AfterDawn: Tech news

Is Apple putting more focus on smartphone gaming?

Written by Rich Fiscus (Google+) @ 16 Feb 2010 10:29

Is Apple putting more focus on smartphone gaming? Last week an amendment to their trademark on the iPhone name which suggests a bigger emphasis on making it a dominant gaming platform. The amendment expands the trademark to include handheld units for playing electronic games.
There have been many game apps, both free and commercial, available for the iPhone since the App Store launched in July of 2008. So why extend the trademark now?

One possible explanation is the success of Google Android. Android phones are still far behind the iPhone in market share, but the gap is slowly closing.

In order for the iPhone to continue its stellar growth in the face of increasingly stiff competition Apple needs to emphasize what they offer that competitors don't.

The most obvious area where the iPhone leads competitors is the number of apps available. Out of all the app categories, games are probably the easiest to market to the masses. Handheld gaming is already popular enough to make the Nintendo DS possibly the most successful game platform of the last 3 years.
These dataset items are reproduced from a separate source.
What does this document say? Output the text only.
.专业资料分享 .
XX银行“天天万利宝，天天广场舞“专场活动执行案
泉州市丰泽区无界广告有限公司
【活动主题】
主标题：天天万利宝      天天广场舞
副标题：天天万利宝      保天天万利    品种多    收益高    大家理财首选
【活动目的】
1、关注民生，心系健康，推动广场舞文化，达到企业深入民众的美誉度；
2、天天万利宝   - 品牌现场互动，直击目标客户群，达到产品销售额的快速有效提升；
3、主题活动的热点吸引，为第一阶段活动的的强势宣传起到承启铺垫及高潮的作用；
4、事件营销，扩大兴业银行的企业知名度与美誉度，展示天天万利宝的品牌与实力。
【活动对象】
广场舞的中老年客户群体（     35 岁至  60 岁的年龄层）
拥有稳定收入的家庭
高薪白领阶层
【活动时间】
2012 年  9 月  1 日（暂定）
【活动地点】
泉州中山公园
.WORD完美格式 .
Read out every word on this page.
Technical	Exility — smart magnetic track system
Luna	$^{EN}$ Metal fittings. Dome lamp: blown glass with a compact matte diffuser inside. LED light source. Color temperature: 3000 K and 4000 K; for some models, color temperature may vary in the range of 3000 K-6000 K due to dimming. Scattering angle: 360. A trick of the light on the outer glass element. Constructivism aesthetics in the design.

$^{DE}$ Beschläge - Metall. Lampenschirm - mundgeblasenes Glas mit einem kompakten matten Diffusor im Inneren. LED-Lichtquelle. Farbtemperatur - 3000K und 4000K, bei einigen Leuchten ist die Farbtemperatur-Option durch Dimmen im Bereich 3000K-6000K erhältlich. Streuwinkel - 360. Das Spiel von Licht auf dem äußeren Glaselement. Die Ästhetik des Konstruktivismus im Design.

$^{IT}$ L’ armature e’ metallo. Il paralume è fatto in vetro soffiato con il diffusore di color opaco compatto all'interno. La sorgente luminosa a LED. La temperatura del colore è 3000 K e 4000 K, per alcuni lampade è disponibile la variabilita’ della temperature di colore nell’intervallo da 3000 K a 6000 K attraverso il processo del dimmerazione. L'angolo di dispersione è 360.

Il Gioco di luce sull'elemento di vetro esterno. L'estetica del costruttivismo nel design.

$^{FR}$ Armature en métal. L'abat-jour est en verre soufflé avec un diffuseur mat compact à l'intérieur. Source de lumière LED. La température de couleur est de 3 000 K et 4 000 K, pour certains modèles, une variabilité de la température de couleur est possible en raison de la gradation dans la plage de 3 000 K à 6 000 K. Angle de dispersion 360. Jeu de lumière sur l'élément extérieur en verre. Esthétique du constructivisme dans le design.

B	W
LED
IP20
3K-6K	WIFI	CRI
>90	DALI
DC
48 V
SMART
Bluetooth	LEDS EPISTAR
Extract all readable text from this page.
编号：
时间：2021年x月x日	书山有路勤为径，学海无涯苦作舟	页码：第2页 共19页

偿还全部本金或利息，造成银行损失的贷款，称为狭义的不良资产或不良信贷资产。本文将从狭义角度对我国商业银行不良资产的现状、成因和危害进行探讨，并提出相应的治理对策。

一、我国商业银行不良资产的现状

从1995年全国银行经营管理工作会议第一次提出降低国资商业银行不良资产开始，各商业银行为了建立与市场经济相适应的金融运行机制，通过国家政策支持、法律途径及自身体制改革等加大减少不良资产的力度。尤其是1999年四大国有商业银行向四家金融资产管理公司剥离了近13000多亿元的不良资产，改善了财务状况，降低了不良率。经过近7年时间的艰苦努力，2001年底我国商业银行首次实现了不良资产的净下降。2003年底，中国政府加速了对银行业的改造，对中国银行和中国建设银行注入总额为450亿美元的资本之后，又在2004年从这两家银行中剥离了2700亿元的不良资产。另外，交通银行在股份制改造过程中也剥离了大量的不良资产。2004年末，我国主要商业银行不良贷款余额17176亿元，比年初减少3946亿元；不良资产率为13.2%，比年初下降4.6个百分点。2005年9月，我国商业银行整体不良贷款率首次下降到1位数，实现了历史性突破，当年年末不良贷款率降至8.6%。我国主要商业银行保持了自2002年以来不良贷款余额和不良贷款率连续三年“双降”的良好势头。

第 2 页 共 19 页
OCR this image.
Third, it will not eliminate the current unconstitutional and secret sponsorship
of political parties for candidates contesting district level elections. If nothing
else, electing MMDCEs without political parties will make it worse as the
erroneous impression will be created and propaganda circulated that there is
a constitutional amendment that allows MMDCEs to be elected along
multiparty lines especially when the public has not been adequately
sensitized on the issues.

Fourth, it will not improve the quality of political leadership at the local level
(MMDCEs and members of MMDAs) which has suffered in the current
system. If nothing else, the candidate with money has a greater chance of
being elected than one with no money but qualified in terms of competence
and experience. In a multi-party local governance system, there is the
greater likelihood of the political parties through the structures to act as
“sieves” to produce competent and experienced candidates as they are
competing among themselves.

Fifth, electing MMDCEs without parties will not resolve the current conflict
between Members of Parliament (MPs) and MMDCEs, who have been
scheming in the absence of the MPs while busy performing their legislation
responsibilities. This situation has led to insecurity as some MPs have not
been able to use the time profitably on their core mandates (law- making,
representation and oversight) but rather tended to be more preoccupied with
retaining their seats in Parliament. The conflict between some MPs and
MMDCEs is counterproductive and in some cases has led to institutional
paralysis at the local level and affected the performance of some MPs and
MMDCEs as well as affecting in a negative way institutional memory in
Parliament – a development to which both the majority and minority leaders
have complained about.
Although it's perhaps not as universally popular as music playback and mobile email or as innovative as GPS services, games are more dependent on attracting third party developers, which is arguably the biggest advantage Apple has.

They're also one of the more popular app categories, perhaps the most popular.

Smartphones have significant disadvantages in the mobile gaming market. The price of internet service makes them unsuitable for most kids and the combination of multi-touch and an accelerometer simply doesn't work that well for some games.

At the same time, the iPhone is very well suited for some types of games not typically associated with handheld consoles. Multi-touch works nicely for card games and rolling dice via the accelerometer feels a lot more like the real thing than simply pressing a button. It also doubles pretty nicely as a steering wheel.

The upcoming release of Windows Phone 7 Series, which Microsoft would certainly like to turn into a successful gaming platform could also figure into Apple's strategy. As a company with an existing line of game consoles they may be able to make up ground quickly.

Continued dominance in the smartphone gaming market could be the best tool for holding off the competition.